(Pressemeldung des DRK Landesverband Nordrhein e.V.)
Essen/Düsseldorf, 18.2.2010. Mitarbeiter des Unternehmens haben nach der Erdbebenkatastrophe in Haiti 511.000 Euro gesammelt. Der Konzern hat diese Summe verdoppelt. Auf einer Pressekonferenz in der Geschäftstelle des DRK-Kreisverbandes Essen überreichte RWE-Personalvorstand Alwin Fitting heute dem Generalsekretär des Deutschen Roten Kreuzes, Clemens Graf von Waldburg-Zeil, einen Scheck über 1,022 Millionen Euro.

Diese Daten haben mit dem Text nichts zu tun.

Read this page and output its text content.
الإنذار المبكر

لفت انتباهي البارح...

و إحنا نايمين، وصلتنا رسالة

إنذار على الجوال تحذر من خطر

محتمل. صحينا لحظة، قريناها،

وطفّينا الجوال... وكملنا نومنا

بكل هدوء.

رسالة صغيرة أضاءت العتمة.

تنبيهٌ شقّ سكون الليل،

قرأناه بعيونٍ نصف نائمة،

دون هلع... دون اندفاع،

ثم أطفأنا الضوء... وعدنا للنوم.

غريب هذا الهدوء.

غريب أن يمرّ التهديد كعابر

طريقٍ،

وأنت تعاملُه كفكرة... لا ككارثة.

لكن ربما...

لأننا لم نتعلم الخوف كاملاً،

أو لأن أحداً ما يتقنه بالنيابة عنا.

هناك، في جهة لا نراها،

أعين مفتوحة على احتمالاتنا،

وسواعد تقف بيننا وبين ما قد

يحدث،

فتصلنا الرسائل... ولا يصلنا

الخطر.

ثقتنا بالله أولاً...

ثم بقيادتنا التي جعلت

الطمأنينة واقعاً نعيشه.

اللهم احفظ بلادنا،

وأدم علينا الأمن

Das Geld fließt in die langfristige medizinische Versorgung in Carrefour, einer Stadt in der Nähe der Hauptstadt Port-au-Prince. Geplant ist dort der Aufbau eines zerstörten Krankenhauses und die Ausstattung dieser Klinik mit modernen medizinischen Geräten. „Mit Ihrer Spende haben Sie die Hälfte des Krankenhausbaus finanziert“, so DRK-Generalsekretär Graf von Waldburg-Zeil. Er dankte den Mitarbeitern und dem Unternehmen für diese großartige Unterstützung.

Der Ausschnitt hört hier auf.